Credit_Tree_File.close()


# importance of features in the tree building ( The importance of a feature is computed as the 
#(normalized) total reduction of the criterion brought by that feature. It is also known as the Gini importance )

print (pd.DataFrame(dt_model.feature_importances_, columns = ["Imp"], index = X_train.columns))


In [None]:
# Visualize graph here http://webgraphviz.com/ to get tree view 



### Predict Model Performance

In [None]:
y_predict_test = dt_model.predict(X_test)
y_predict_train = dt_model.predict(X_train)

In [None]:
from sklearn.metrics import confusion_matrix, accuracy_score

In [None]:
print(confusion_matrix(y_test, y_predict_test))

In [None]:
print("Train accuracy is", accuracy_score(y_train,y_predict_train))
print("Test accuracy is", accuracy_score(y_test,y_predict_test))

In [None]:
(166+45)/len(y_test)

### In-Class assignment
Q1 : What is the test accuracy when the max_depth is set to 10?

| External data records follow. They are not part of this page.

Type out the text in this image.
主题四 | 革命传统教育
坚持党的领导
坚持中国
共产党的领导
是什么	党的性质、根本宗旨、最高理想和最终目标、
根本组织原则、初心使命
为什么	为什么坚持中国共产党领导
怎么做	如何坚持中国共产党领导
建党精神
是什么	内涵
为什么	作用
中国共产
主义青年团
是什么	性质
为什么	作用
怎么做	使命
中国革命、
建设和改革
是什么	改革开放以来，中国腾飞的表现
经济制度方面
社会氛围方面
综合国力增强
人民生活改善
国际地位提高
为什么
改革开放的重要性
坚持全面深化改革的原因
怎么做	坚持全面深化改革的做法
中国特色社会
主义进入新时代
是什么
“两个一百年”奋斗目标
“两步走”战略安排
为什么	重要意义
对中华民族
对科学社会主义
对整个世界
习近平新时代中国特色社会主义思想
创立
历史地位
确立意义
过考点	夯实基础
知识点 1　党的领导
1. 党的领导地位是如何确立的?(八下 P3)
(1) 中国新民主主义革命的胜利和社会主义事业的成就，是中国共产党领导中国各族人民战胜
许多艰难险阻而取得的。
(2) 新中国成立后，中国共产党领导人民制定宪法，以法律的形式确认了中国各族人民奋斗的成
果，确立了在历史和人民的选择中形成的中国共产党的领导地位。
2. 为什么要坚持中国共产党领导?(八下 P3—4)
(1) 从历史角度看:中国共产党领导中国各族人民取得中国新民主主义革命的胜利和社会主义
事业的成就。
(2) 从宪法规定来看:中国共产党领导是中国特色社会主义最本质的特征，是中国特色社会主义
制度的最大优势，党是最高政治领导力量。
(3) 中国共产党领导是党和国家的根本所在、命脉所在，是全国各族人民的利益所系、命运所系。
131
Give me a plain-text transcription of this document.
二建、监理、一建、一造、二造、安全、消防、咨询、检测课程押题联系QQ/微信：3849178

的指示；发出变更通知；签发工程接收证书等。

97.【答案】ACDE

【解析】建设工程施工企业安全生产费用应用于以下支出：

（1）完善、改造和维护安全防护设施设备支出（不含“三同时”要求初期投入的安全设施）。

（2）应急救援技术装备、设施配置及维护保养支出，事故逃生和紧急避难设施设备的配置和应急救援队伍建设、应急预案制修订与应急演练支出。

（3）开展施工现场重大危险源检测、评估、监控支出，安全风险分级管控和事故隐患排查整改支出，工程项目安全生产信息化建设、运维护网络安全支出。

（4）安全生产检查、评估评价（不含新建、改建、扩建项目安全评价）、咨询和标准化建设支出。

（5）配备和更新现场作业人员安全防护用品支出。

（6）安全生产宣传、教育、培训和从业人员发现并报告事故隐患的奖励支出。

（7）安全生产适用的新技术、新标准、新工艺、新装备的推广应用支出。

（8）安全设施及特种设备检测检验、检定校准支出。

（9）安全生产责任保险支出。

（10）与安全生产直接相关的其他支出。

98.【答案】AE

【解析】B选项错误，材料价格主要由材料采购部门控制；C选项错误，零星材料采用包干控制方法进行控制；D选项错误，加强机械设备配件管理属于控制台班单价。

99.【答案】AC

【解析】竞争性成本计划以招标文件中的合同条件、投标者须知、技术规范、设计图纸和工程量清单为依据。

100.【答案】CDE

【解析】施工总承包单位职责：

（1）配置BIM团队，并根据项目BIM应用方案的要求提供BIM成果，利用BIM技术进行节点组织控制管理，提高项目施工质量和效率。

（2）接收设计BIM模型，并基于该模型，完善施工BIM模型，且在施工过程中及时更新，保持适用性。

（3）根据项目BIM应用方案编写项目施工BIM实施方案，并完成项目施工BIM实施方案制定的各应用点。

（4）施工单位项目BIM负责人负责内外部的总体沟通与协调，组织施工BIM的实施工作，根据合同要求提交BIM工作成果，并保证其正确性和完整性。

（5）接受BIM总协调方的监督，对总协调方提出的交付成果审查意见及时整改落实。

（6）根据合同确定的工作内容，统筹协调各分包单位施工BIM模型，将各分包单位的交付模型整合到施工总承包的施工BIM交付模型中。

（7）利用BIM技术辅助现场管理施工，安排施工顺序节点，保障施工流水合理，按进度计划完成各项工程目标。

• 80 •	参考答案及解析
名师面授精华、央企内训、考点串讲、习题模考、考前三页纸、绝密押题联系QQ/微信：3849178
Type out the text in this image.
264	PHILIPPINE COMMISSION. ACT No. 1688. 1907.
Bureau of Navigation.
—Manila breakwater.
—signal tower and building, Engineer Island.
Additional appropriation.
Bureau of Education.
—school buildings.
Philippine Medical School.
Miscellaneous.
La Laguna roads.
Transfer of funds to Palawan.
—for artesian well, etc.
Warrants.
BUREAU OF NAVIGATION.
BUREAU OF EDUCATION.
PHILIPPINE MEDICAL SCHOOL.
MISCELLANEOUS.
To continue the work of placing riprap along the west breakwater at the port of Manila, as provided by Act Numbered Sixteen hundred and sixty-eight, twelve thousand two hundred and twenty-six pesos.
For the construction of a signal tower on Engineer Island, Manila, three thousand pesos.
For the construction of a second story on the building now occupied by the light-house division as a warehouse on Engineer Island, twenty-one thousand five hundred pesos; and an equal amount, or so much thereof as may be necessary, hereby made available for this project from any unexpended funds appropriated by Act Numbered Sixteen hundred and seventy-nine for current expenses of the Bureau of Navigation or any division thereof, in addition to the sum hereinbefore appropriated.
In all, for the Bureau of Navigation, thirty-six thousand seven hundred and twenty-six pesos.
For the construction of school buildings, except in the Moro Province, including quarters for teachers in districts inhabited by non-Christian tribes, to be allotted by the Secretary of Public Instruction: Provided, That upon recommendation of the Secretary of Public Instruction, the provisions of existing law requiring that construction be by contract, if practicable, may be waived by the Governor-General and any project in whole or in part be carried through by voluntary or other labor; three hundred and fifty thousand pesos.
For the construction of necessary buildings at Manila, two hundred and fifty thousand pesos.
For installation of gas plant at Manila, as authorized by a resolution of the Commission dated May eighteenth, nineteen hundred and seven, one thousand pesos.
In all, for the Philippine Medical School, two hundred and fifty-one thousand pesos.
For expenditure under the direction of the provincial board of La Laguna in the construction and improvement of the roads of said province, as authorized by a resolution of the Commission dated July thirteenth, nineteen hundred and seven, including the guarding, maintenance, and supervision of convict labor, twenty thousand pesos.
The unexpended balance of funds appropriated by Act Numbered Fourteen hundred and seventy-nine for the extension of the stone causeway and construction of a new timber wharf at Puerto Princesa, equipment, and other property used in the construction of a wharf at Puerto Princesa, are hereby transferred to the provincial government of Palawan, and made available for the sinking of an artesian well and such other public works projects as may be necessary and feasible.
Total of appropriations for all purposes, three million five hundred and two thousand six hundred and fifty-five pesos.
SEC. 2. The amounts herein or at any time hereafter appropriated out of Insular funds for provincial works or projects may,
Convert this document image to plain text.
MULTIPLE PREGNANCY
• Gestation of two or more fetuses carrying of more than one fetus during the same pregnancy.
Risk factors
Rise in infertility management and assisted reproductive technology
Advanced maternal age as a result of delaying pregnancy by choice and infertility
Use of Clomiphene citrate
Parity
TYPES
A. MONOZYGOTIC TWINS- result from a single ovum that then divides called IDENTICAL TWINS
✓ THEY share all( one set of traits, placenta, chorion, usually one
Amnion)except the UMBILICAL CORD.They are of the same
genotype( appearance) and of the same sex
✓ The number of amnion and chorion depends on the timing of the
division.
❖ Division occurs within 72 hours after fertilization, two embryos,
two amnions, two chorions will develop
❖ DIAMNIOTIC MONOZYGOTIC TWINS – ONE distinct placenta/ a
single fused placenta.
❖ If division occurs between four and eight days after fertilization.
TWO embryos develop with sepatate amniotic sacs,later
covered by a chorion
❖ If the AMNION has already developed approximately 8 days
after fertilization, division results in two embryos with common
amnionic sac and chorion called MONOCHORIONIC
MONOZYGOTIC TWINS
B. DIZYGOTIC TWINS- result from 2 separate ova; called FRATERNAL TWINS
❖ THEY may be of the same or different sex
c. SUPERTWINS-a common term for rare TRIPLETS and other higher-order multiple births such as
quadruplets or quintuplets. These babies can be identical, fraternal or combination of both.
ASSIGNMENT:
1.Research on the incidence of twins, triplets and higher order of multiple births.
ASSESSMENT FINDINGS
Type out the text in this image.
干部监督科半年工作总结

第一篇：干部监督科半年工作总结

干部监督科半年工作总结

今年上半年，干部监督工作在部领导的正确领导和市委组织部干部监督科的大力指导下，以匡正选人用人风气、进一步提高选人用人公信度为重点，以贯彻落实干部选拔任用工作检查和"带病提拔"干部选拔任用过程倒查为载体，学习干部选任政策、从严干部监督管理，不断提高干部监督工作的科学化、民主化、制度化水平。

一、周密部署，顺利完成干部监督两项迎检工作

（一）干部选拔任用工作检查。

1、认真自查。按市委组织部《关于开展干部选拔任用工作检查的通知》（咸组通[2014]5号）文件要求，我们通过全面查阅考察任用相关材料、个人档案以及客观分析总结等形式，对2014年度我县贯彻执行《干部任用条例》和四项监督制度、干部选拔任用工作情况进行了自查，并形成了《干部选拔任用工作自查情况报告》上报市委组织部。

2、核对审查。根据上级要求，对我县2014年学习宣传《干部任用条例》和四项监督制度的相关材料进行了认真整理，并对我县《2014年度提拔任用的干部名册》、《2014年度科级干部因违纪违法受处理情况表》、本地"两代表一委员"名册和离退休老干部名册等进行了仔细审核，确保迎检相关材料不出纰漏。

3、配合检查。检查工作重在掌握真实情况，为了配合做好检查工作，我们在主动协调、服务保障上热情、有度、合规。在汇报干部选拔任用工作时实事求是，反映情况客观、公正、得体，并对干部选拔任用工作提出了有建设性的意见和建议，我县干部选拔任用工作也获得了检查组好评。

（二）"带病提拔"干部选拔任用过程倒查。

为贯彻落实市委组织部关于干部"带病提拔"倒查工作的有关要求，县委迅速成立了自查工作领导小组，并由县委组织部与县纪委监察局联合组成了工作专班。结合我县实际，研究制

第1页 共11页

Q2: If we predict noone will default, what is the accuracy of the model?


### Predicting probabilities

In [None]:
y_predict_test = dt_model.predict_proba(X_test)

In [None]:
dt_model.classes_

In [None]:
from sklearn.metrics import roc_auc_score

In [None]:
y_test_ind = np.where(y_test == "yes",1,0)
y_test_pred_prob = y_predict_test[:,1]

In [None]:
roc_auc_score(y_test_ind,y_test_pred_prob)

#                             Ensemble Learning - Bagging

In [None]:
from sklearn.ensemble import BaggingClassifier

bgcl = BaggingClassifier(base_estimator=dt_model, n_estimators=500)
bgcl = bgcl.fit(X_train, y_train)


In [None]:
y_predict_prob_bgc = bgcl.predict_proba(X_test)[:,1]

In [None]:
roc_auc_score(y_test_ind,y_predict_prob_bgc)

# Ensemble RandomForest Classifier

In [52]:
from sklearn.ensemble import RandomForestClassifier
rfcl = RandomForestClassifier(n_estimators = 5,max_depth=None,random_state=1)
rfcl = rfcl.fit(X_train, y_train)


In [53]:
y_pred_test = rfcl.predict_proba(X_test)[:,1]
y_pred_train = rfcl.predict_proba(X_train)[:,1]


In [54]:
from sklearn.metrics import roc_auc_score
print("train auc is",roc_auc_score(y_train_ind,y_pred_train))

train auc is 0.9899955770931887


In [55]:
print("test auc is",roc_auc_score(y_test_ind,y_pred_test))

test auc is 0.7237828732884156


<b> What happens as we adjust the values of n_estimators and max_depth? 
 What is the impact on train and test accuracy? </b>

## Cross Validation and Grid Search <a name="cv_grid_search"></a>

We should be careful not to use our Test set for model tuning/selection etc, since then the whole objective of having a test set as a measure of how well our model generalizes is lost.

Rather, the preferred approach is to use Cross Validation on our Training set, for Hyper parameter tuning and model selection.


In [56]:
from sklearn.model_selection import cross_val_score
cross_val_results = cross_val_score(rfcl, X_train, y_train, cv=5, scoring = "roc_auc")
cross_val_results

array([0.6486711 , 0.66614721, 0.6171182 , 0.75893071, 0.68753068])

In [57]:
print("average cross validated auc is - ", np.mean(cross_val_results))

average cross validated auc is -  0.6756795789521755


In [58]:

from sklearn.model_selection import GridSearchCV
parameters= {'n_estimators' : [100,200,500], 'max_depth' : [4,6,8,10,20,None]}

rf_grid_search = GridSearchCV(RandomForestClassifier(), parameters, scoring='roc_auc', cv = 5)
rf_grid_search.fit(X_train,y_train)
grid_search_results = rf_grid_search.cv_results_
print("Max score achieved",rf_grid_search.best_score_)
print("Optimal value of Max Depth Hyperparameter - ",rf_grid_search.best_estimator_.max_depth)
print("Optimal value of Trees - ", rf_grid_search.best_estimator_.n_estimators)

Max score achieved 0.7890764928089947
Optimal value of Max Depth Hyperparameter -  6
Optimal value of Trees -  200


In [59]:
## Understanding OOB accuracy

rfcl = RandomForestClassifier(n_estimators = 500,oob_score=True)
rfcl = rfcl.fit(X_train, y_train)

In [None]:
rfcl.oob_score_

In [None]:
print("OOB auc is",roc_auc_score(y_train_ind, rfcl.oob_decision_function_[:,1]))

In [None]:
# How does changing the value of max_depth impact train and test set performance?